Head of Yezidi community back in Kurdistan after lengthy medical treatment in Europe
ERBIL, Iraq — The leader of the Yezidi community Mir Tahsin Beg arrived in Erbil on Sunday presumably to attend the memorial services for her deceased wife Tirko Shex Jondi who died Wednesday in Kurdistan Region at the age of 75.
The Yezidi leader left Kurdistan nearly three years ago for urgent medical treatment in the United Kingdom.
“Now that I’m here I am well, thank God,” the 84 year old Tahsin Beg said who has been a religious and community leader since 1944 after his father Saeid Beg died.
It was not immediately known whether the Yezidi leader would hold any meetings with Iraqi or Kurdish officials regarding the Yezidi refugee crisis and the reconstruction of their main city of Shingal.
Mir Tahsin Beg is expected to visit Yezidi refugee camps in Erbil and Dohuk and also travel to Shingal which so far remains a ghost town as few families have decided to return to the city.

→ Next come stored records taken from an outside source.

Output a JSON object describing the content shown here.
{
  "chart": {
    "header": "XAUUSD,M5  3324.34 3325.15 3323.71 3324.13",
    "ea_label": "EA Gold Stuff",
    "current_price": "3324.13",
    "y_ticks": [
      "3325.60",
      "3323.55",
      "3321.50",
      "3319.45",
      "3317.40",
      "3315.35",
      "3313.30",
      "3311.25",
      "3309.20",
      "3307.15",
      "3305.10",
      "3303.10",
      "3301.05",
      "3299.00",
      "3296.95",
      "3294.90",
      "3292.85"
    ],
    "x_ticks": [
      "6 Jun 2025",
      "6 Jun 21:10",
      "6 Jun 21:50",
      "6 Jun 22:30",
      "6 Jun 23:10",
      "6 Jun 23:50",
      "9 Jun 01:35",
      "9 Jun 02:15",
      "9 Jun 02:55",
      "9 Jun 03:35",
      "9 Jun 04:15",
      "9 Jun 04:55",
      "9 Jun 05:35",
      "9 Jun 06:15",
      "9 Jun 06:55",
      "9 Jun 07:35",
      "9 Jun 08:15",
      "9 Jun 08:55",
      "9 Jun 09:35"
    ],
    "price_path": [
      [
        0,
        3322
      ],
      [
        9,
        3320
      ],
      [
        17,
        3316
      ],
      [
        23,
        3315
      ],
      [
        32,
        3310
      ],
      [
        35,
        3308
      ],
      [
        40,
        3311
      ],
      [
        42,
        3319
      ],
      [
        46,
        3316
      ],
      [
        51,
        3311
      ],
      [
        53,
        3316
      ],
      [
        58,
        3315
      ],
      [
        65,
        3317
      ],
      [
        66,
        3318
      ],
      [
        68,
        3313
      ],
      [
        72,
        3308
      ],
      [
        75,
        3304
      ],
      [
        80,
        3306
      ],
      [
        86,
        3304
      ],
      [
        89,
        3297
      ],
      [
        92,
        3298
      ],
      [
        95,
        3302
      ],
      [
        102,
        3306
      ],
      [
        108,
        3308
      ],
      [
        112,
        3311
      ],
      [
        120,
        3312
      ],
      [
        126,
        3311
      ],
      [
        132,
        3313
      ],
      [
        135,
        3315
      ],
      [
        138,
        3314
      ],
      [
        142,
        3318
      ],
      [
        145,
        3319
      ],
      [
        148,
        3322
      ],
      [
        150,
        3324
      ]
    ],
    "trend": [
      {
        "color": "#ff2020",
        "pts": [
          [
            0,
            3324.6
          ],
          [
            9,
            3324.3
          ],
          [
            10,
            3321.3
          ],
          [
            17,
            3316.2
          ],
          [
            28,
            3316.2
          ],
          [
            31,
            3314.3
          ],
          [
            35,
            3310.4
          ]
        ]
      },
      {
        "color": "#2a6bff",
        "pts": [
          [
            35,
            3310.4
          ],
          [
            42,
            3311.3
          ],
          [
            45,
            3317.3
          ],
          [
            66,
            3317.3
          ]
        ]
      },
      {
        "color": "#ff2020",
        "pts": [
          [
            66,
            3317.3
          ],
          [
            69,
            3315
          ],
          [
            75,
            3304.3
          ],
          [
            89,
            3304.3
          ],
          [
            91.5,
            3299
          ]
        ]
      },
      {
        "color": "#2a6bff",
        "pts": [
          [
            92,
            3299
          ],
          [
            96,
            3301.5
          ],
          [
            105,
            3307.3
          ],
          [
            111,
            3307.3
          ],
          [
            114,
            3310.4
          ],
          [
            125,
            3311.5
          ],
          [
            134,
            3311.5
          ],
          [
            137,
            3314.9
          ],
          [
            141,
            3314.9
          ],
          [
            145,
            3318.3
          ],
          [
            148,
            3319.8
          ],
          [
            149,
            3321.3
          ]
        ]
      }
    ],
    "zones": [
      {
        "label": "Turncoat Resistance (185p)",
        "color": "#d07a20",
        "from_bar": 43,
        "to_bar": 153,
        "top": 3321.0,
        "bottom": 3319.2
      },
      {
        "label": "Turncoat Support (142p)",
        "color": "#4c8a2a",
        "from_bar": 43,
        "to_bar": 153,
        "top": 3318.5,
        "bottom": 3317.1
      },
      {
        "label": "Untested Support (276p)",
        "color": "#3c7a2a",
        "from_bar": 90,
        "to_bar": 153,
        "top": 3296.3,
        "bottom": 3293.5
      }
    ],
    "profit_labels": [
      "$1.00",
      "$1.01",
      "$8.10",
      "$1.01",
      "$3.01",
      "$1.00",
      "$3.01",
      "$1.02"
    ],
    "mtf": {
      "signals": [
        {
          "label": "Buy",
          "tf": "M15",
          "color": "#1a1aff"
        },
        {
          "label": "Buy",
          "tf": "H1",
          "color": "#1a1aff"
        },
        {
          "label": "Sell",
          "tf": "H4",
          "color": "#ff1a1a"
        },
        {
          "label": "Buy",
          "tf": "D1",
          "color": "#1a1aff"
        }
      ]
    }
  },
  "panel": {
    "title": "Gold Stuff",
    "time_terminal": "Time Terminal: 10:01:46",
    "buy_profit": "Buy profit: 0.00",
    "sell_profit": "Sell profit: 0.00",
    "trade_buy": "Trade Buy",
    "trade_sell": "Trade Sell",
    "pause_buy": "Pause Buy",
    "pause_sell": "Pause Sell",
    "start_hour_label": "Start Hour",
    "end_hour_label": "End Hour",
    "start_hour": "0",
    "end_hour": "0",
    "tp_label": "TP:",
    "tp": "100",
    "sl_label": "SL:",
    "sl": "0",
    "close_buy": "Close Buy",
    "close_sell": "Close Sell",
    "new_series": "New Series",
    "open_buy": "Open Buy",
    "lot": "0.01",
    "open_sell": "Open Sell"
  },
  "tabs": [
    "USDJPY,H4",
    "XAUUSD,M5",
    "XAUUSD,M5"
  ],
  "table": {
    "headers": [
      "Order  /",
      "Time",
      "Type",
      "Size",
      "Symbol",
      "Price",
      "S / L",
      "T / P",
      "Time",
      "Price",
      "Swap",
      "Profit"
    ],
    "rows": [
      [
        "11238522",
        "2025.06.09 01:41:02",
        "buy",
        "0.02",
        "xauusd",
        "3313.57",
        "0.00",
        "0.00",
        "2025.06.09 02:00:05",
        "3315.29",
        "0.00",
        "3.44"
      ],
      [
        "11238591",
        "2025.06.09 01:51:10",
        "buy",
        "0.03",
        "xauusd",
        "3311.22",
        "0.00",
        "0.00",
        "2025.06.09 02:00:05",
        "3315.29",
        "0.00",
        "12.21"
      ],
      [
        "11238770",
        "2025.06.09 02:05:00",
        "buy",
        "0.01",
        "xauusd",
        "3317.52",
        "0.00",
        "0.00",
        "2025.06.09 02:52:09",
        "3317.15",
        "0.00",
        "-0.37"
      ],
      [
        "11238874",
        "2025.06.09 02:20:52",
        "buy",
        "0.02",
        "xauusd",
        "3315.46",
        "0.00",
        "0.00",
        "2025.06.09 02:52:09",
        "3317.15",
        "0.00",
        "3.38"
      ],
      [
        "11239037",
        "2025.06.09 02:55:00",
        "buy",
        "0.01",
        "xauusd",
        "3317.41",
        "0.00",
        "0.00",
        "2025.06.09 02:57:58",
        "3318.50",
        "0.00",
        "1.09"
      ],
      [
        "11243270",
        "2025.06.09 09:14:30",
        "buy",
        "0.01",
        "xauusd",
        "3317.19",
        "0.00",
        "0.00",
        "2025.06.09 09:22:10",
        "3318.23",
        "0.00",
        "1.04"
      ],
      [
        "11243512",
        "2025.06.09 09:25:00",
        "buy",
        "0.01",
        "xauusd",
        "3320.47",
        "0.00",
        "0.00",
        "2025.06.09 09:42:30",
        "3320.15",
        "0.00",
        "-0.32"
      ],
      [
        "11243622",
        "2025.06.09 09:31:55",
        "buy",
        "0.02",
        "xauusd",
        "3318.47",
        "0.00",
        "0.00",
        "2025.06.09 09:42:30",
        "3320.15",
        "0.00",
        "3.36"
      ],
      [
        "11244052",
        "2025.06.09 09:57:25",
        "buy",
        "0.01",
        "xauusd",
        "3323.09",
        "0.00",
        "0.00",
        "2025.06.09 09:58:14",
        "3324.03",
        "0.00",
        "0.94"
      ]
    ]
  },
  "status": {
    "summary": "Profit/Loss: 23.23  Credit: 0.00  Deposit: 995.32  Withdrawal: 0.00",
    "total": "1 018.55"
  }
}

The Kurdish official estimates say roughly 1 million people see themselves as the followers of the Yezidi faith but many have migrated from the country after as well as before ISIS assault.
According to the directorate of the Yezidi affairs in the Kurdish government, half of the entire Yzidi population live in southern parts of Kurdistan in Dohuk, Musol, Shekhan and Shingal areas.
Lalesh is the holy center of Yezidis. It is located north of the Shekhan town in southern part of Kurdistan, where even Shekh Adi Musafir is buried. There are a number of other Yezidi sites across Kurdistan, which attract hundreds of pilgrims each year.
In July, a special UN commission established that the violations committed by the ISIS militants against the Yezidi minority in Iraq constitute genocide, which also calls for international protection of the group.